She shrugs. “All the essentials. Including Logan’s favorite scotch.”

“Can’t hurt,” I say, taking a big sip. “I feel like I’ve been hurled from a catapult.”

Gwen’s navy dress fans around her. She's effortlessly beautiful, all curves and soft edges. Her hair’s cut in a cute bob that makes the curls extra bouncy—something my hair will never achieve. Tonight, I coaxed mine into waves, but as I run my fingers through it now, I pull out a couple of twigs.

“So what drove you to the emergency exit?” Gwen asks, sipping from the flask. “Usually, I’m the one who bails early.”

“First Mom tried to get Sheila Jenkins to hire me—after telling her a masterful story about how Theo bullied me out of Rayanne’s firm after I dumped him.”

“Ugh,” she groans.

“Agreed. I’d rather bathe in lava than work for Sheila Jenkins. Her sales record is amazing, but she’s about as fun to be around as a nest of angry hornets that have been set on fire.”

“Didn’t her partner just leave?”

“Yep. Opened her own firm in Florida. And she’s crushing it.” I take another sip of scotch, and it burns a path all the way tomy belly. “Then Mom told Marcia Roberts that I dumped Theo because he left me—and I quote—unfulfilled.”

She snorts. “Well, that’s true. In a sense.”

“She’ll do anything to cover up my mistakes to save her precious reputation,” I groan. “Theo’s a jerk, but I don’t love having Mom go into jackal mode and use the rumor mill to spread lies.”

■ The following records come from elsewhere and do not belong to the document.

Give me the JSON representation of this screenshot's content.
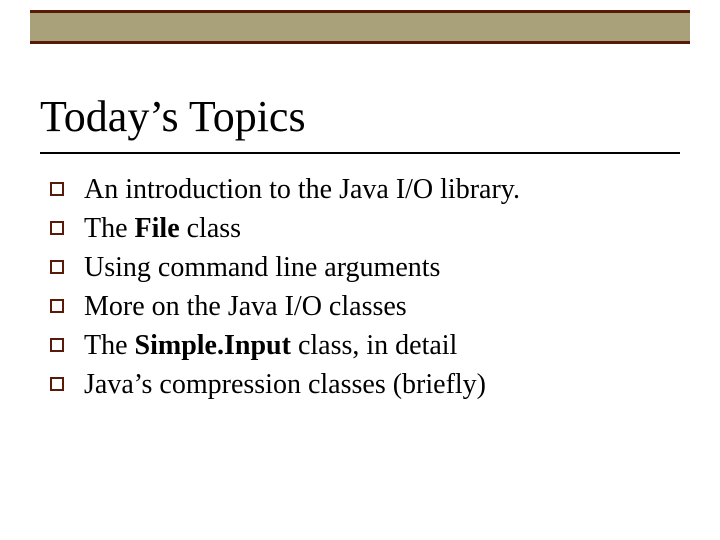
{
  "slide": {
    "title": "Today’s Topics",
    "bullets": [
      {
        "pre": "An introduction to the Java I/O library.",
        "bold": "",
        "post": ""
      },
      {
        "pre": "The ",
        "bold": "File",
        "post": " class"
      },
      {
        "pre": "Using command line arguments",
        "bold": "",
        "post": ""
      },
      {
        "pre": "More on the Java I/O classes",
        "bold": "",
        "post": ""
      },
      {
        "pre": "The ",
        "bold": "Simple.Input",
        "post": " class, in detail"
      },
      {
        "pre": "Java’s compression classes (briefly)",
        "bold": "",
        "post": ""
      }
    ]
  }
}
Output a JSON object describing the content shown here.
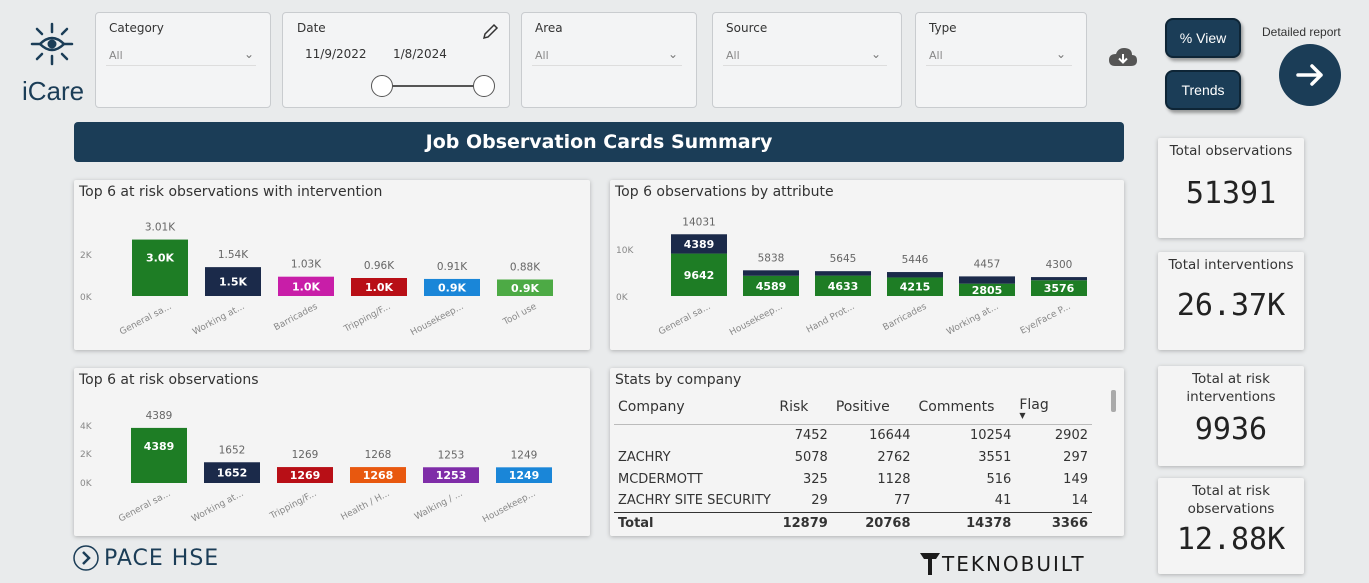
{
  "app": {
    "name": "iCare"
  },
  "filters": [
    {
      "label": "Category",
      "value": "All"
    },
    {
      "label": "Area",
      "value": "All"
    },
    {
      "label": "Source",
      "value": "All"
    },
    {
      "label": "Type",
      "value": "All"
    }
  ],
  "date": {
    "label": "Date",
    "start": "11/9/2022",
    "end": "1/8/2024"
  },
  "buttons": {
    "pct_view": "% View",
    "trends": "Trends",
    "detailed_report": "Detailed report"
  },
  "banner": {
    "title": "Job Observation Cards Summary"
  },
  "colors": {
    "navy": "#1b3d57",
    "green": "#1e7d25",
    "darkblue": "#1b2a4a"
  },
  "chart_data": [
    {
      "type": "bar",
      "title": "Top 6 at risk observations with intervention",
      "categories": [
        "General sa...",
        "Working at...",
        "Barricades",
        "Tripping/F...",
        "Housekeep...",
        "Tool use"
      ],
      "values": [
        3010,
        1540,
        1030,
        960,
        910,
        880
      ],
      "total_labels": [
        "3.01K",
        "1.54K",
        "1.03K",
        "0.96K",
        "0.91K",
        "0.88K"
      ],
      "bar_labels": [
        "3.0K",
        "1.5K",
        "1.0K",
        "1.0K",
        "0.9K",
        "0.9K"
      ],
      "bar_colors": [
        "#1e7d25",
        "#1b2a4a",
        "#c81ea8",
        "#b80f16",
        "#1a86d8",
        "#4daa45"
      ],
      "yticks": [
        "2K",
        "0K"
      ],
      "ylim": [
        0,
        3200
      ]
    },
    {
      "type": "bar",
      "stacked": true,
      "title": "Top 6 observations by attribute",
      "categories": [
        "General sa...",
        "Housekeep...",
        "Hand Prot...",
        "Barricades",
        "Working at...",
        "Eye/Face P..."
      ],
      "series": [
        {
          "values": [
            9642,
            4589,
            4633,
            4215,
            2805,
            3576
          ],
          "color": "#1e7d25"
        },
        {
          "values": [
            4389,
            1249,
            1012,
            1231,
            1652,
            724
          ],
          "color": "#1b2a4a"
        }
      ],
      "totals": [
        14031,
        5838,
        5645,
        5446,
        4457,
        4300
      ],
      "total_labels": [
        "14031",
        "5838",
        "5645",
        "5446",
        "4457",
        "4300"
      ],
      "bottom_labels": [
        "9642",
        "4589",
        "4633",
        "4215",
        "2805",
        "3576"
      ],
      "top_labels": [
        "4389",
        "",
        "",
        "",
        "",
        ""
      ],
      "yticks": [
        "10K",
        "0K"
      ],
      "ylim": [
        0,
        15000
      ]
    },
    {
      "type": "bar",
      "title": "Top 6 at risk observations",
      "categories": [
        "General sa...",
        "Working at...",
        "Tripping/F...",
        "Health / H...",
        "Walking / ...",
        "Housekeep..."
      ],
      "values": [
        4389,
        1652,
        1269,
        1268,
        1253,
        1249
      ],
      "total_labels": [
        "4389",
        "1652",
        "1269",
        "1268",
        "1253",
        "1249"
      ],
      "bar_labels": [
        "4389",
        "1652",
        "1269",
        "1268",
        "1253",
        "1249"
      ],
      "bar_colors": [
        "#1e7d25",
        "#1b2a4a",
        "#b80f16",
        "#e8580f",
        "#7f2da8",
        "#1a86d8"
      ],
      "yticks": [
        "4K",
        "2K",
        "0K"
      ],
      "ylim": [
        0,
        4700
      ]
    }
  ],
  "stats": {
    "title": "Stats by company",
    "columns": [
      "Company",
      "Risk",
      "Positive",
      "Comments",
      "Flag"
    ],
    "rows": [
      [
        "",
        "7452",
        "16644",
        "10254",
        "2902"
      ],
      [
        "ZACHRY",
        "5078",
        "2762",
        "3551",
        "297"
      ],
      [
        "MCDERMOTT",
        "325",
        "1128",
        "516",
        "149"
      ],
      [
        "ZACHRY SITE SECURITY",
        "29",
        "77",
        "41",
        "14"
      ]
    ],
    "total": [
      "Total",
      "12879",
      "20768",
      "14378",
      "3366"
    ]
  },
  "kpis": [
    {
      "title": "Total observations",
      "value": "51391"
    },
    {
      "title": "Total interventions",
      "value": "26.37K"
    },
    {
      "title": "Total at risk interventions",
      "value": "9936"
    },
    {
      "title": "Total at risk observations",
      "value": "12.88K"
    }
  ],
  "footer": {
    "left_brand": "PACE HSE",
    "right_brand": "TEKNOBUILT"
  }
}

“If anyone deserves to see Mom reach her final form, it’s Theo,” Gwen says. “I’d argue he’s getting precisely what he earned.”

Gwen’s accustomed to being the target of our mother’s ire even more than I am. Mom expected both of us to be flawless: from hourglass figures and straight-As to impressive careers and trophy husbands. Gwen caught more scorn because she openly defied Mom’s wishes, whereas I caved because it meant less fighting. When Gwen opened a bakery, I let Mom push me into real estate. When Gwen dated guys with tattoos and scruffy beards, I went out with the boring sons of Mom’s friends just to keep the peace. Now that Gwen’s dating Logan and running a booming business, some of the heat’s off her. But that means it’s squarely on me.

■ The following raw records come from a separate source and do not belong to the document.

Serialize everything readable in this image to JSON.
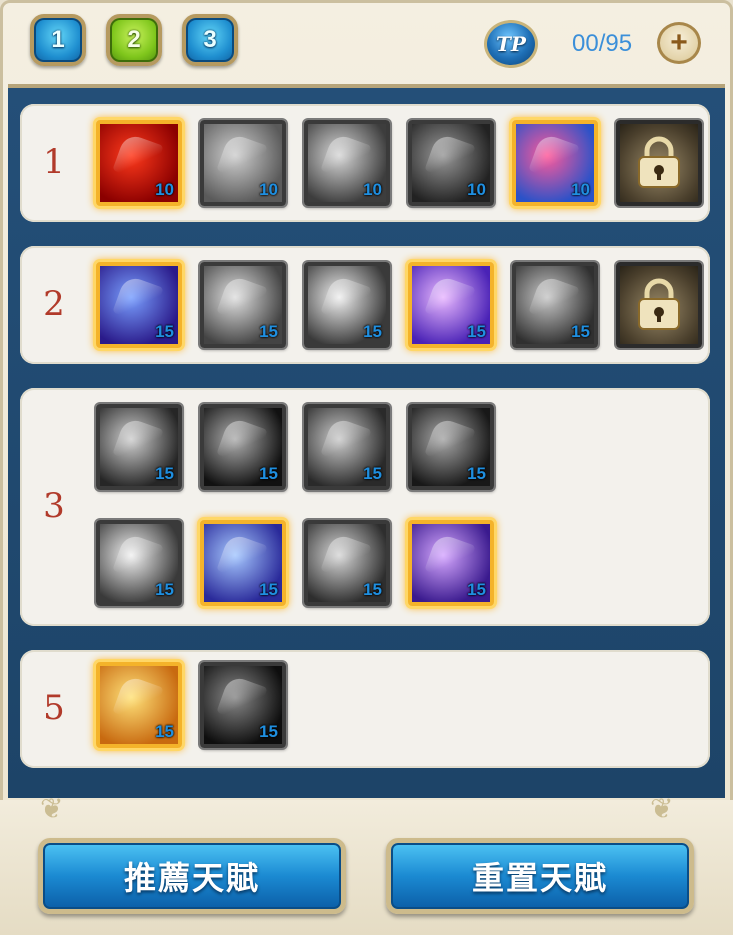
{
  "tabs": [
    {
      "label": "1",
      "active": false
    },
    {
      "label": "2",
      "active": true
    },
    {
      "label": "3",
      "active": false
    }
  ],
  "tp": {
    "icon_label": "TP",
    "count": "00/95",
    "plus_symbol": "+"
  },
  "rows": [
    {
      "label": "1",
      "skills": [
        {
          "icon": "flame-slash-icon",
          "level": "10",
          "active": true,
          "colors": [
            "#ff3a1c",
            "#8b0000"
          ]
        },
        {
          "icon": "armor-chest-icon",
          "level": "10",
          "active": false,
          "colors": [
            "#cfcfcf",
            "#5a5a5a"
          ]
        },
        {
          "icon": "spiked-gauntlet-icon",
          "level": "10",
          "active": false,
          "colors": [
            "#d8d8d8",
            "#3d3d3d"
          ]
        },
        {
          "icon": "warrior-figure-icon",
          "level": "10",
          "active": false,
          "colors": [
            "#9a9a9a",
            "#222222"
          ]
        },
        {
          "icon": "shield-burst-icon",
          "level": "10",
          "active": true,
          "colors": [
            "#ff5a9a",
            "#2a52c8"
          ]
        },
        {
          "icon": "padlock-icon",
          "level": "",
          "active": false,
          "locked": true
        }
      ]
    },
    {
      "label": "2",
      "skills": [
        {
          "icon": "blade-wing-icon",
          "level": "15",
          "active": true,
          "colors": [
            "#7aa0ff",
            "#2a1a8a"
          ]
        },
        {
          "icon": "dash-runner-icon",
          "level": "15",
          "active": false,
          "colors": [
            "#e0e0e0",
            "#444444"
          ]
        },
        {
          "icon": "crescent-slash-icon",
          "level": "15",
          "active": false,
          "colors": [
            "#f0f0f0",
            "#3a3a3a"
          ]
        },
        {
          "icon": "star-burst-icon",
          "level": "15",
          "active": true,
          "colors": [
            "#e9b8ff",
            "#4a22b6"
          ]
        },
        {
          "icon": "chain-target-icon",
          "level": "15",
          "active": false,
          "colors": [
            "#c8c8c8",
            "#303030"
          ]
        },
        {
          "icon": "padlock-icon",
          "level": "",
          "active": false,
          "locked": true
        }
      ]
    },
    {
      "label": "3",
      "skills": [
        {
          "icon": "vortex-slash-icon",
          "level": "15",
          "active": false,
          "colors": [
            "#d0d0d0",
            "#262626"
          ]
        },
        {
          "icon": "dark-vortex-icon",
          "level": "15",
          "active": false,
          "colors": [
            "#b0b0b0",
            "#111111"
          ]
        },
        {
          "icon": "crossed-blades-icon",
          "level": "15",
          "active": false,
          "colors": [
            "#cccccc",
            "#2a2a2a"
          ]
        },
        {
          "icon": "shadow-warrior-icon",
          "level": "15",
          "active": false,
          "colors": [
            "#a8a8a8",
            "#181818"
          ]
        },
        {
          "icon": "shatter-burst-icon",
          "level": "15",
          "active": false,
          "colors": [
            "#f2f2f2",
            "#3a3a3a"
          ]
        },
        {
          "icon": "blue-vortex-icon",
          "level": "15",
          "active": true,
          "colors": [
            "#a6c8ff",
            "#2a2a9a"
          ]
        },
        {
          "icon": "sword-cross-icon",
          "level": "15",
          "active": false,
          "colors": [
            "#d8d8d8",
            "#2e2e2e"
          ]
        },
        {
          "icon": "purple-sword-icon",
          "level": "15",
          "active": true,
          "colors": [
            "#d6a8ff",
            "#3a1a8e"
          ]
        }
      ]
    },
    {
      "label": "5",
      "skills": [
        {
          "icon": "golden-blast-icon",
          "level": "15",
          "active": true,
          "colors": [
            "#ffe27a",
            "#c86a10"
          ]
        },
        {
          "icon": "shadow-beast-icon",
          "level": "15",
          "active": false,
          "colors": [
            "#8a8a8a",
            "#0e0e0e"
          ]
        }
      ]
    }
  ],
  "buttons": {
    "recommend_label": "推薦天賦",
    "reset_label": "重置天賦"
  },
  "colors": {
    "accent_blue": "#1b8ad2",
    "row_label_red": "#b13a2a",
    "active_gold": "#f4b32a",
    "board_blue": "#244f78"
  }
}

“That’s how Mom works,” Gwen says. “She thinks if she pulls enough strings, she can fix what’s broken.”

I snort. “Yeah. Right now, she thinks the broken thing is me.”

“She’s wrong,” Gwen says, her blue eyes glittering.

“Maybe,” I mutter. My breakup was no tragedy, and I refuse to play the sad, wounded woman—a shell of a human at age twenty-eight. Mom thought Theo was my perfect match, but that’s because he shared her impossible standards for every part of his life—including me. And when I finally realized that Theo was resentful of my success and that his version of marriage meant me giving up my career—well, that made leaving him a no-brainer.

“Mom got me that job with Rayanne,” I confess. “They were sorority sisters at Vanderbilt back in the day.”

“But Rayanne kept you on because you’re excellent at what you do. Mom had nothing to do with that part.”

I shake my head. “It set a bad precedent.” I’d let Mom pull those strings when I was twenty-three because I was struggling in a dead-end temp job and wanted to stop living off ramen noodles and grilled cheese sandwiches. Back then, I’d thought she was truly trying to help me, but now I know better. She was embarrassed that I wasn’t making a name for myself fast enough. Mom’s always been controlling of both me and Gwen, but I’d assumed it would stop when we were out of college.

I was dead wrong on that one.

“I never should have accepted her…help,” I say, choking on the last word.

Gwen lifts a brow. “We both know how it would have gone if you hadn’t. She’d rather die than stop holding us to her impossible standards.” She smoothes a fold in her dress. “She thinks that molding you into a version of herself is going to make you a success and preserve her legacy.”

“That is literally my worst nightmare.”

She gives me a sad smile as the night birds twitter around us, the leaves rustling in the warm breeze. This is one of those perfect spring nights where the air’s losing its chill and the stars shine a bit brighter. Everywhere you look, there are blossoming flowers and new leaves, and the whole world feels alive with new growth. Spring always makes me feel hopeful and tenacious, like I can tackle anything.

At least, it used to make me feel that way.

“She said she didn’t raise me to be a quitter,” I grumble. “Told me I run as soon as things get hard.”

Gwen frowns. “Leaving a toxic relationship is not being a quitter. You know that.”

“I told her I was doing what was best for me.”

She points her finger at me. “That’s exactly right. And don’t ever forget it.”